By Raymond Steinmetz

If you have been reading my site regularly, you should know that I have been documenting the blended learning shift happening in my classroom.  At this point, I have taught an entire chapter on Surface Area and Volume without teaching in front of my students at all.  Using video, playlists, and GoFormative, I put my students in control of their own learning.  This week, I will be reviewing and giving a test on the material.  With my first totally blended topic behind me, I thought that I should share some of my reflections and ongoing questions about this experience:

  • So far, my students couldn’t be happier with the shift in my classroom.  I gave them a course evaluation, and most of them said that they like learning this way.  Though the greatest change has been my relationship with my most difficult class.  As teachers, we all have that one class (maybe more!) that we just don’t look forward to seeing every day.  In my case, I have a class with many struggling learners that always happens to meet towards the end of the day.  I’ve tried just about everything this year to make the environment more conducive to learning and isolate individuals who disrupt the learning of others.  Every day I feel my whole body change and the negativity take over before the students even enter the room.  By taking myself away from the front of the room and putting the responsibility of learning in my students hands, I have seen a complete change in the tone and mood of the kids in this class.  I no longer have to discipline students from the front of the room while teaching.  Any off task behavior is handled one on one, which does not disrupt the learning of the other students in the class.  Game changer.

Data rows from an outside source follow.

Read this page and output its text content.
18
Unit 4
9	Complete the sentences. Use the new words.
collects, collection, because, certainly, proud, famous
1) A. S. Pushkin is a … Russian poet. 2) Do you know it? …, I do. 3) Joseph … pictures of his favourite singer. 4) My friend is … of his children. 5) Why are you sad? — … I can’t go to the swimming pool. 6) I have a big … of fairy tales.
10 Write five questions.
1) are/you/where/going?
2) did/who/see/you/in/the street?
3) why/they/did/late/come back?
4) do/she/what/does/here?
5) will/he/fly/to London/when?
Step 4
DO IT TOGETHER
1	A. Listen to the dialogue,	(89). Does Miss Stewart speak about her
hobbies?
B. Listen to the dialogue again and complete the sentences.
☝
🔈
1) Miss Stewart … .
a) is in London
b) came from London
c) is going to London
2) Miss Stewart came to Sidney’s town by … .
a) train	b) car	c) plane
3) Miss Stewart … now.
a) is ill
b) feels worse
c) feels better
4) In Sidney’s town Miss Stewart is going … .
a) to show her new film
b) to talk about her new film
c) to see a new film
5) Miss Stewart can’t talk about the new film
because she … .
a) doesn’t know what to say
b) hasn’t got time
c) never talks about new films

  • An ongoing concern I have is whether I am leaving students behind by putting the control into their hands.  Though the feedback has been overwhelmingly positive, not everyone learns in the same way.  Additionally, though I have been available to help and support students, some of them are behind.  This isn’t a large number of students, but there are still some stragglers who are working slowly.  I have not been giving regular homework, so I have asked these students to catch up at home at night, but of course these are the same students who don’t do homework regularly.   I feel like these students ARE working, but their pace is just slower than others.  To solve this problem, I ended up emailing the parents and asked them to have their children catch up over the weekend.  I guess this is just a life lesson for those students – if you don’t get the work done in class or at home during the week, you just gave yourself homework over the weekend.
  • On the opposite side of the coin, I have had some students get done REALLY quick – especially in my accelerated classes.  This makes me feel like I’ve been boring the pants off of these kids with the pace of my teaching in front of the class all year.  Regardless, these students have been killing it, and I have had to scramble to come up with extension activities to keep them engaged.  Luckily, we are using Prodigy for standardized test review, so they can play that in a pinch if there is extra time.  Moving forward, I will need to plan engaging projects and activities for these extra motivated learners.
  • Finally, the biggest question I have is – Can I teach this way all of the time?  If my students love it, and it is changing my relationship with my classes and my profession, what is the downside?  Is this too good to be true?  I definitely have concerns about 7th graders ability to take charge of their own learning at the beginning of the year.  Next year I will definitely have to consider a gradual release of responsibility, but can I teach this way for the rest of the year?  To be honest, because I am not in front of the room and exhausted at the end of the day, I feel like I am cheating a little bit.  I guess I’ll have to wait until my students take their test this week to really tell whether teaching this way was successful.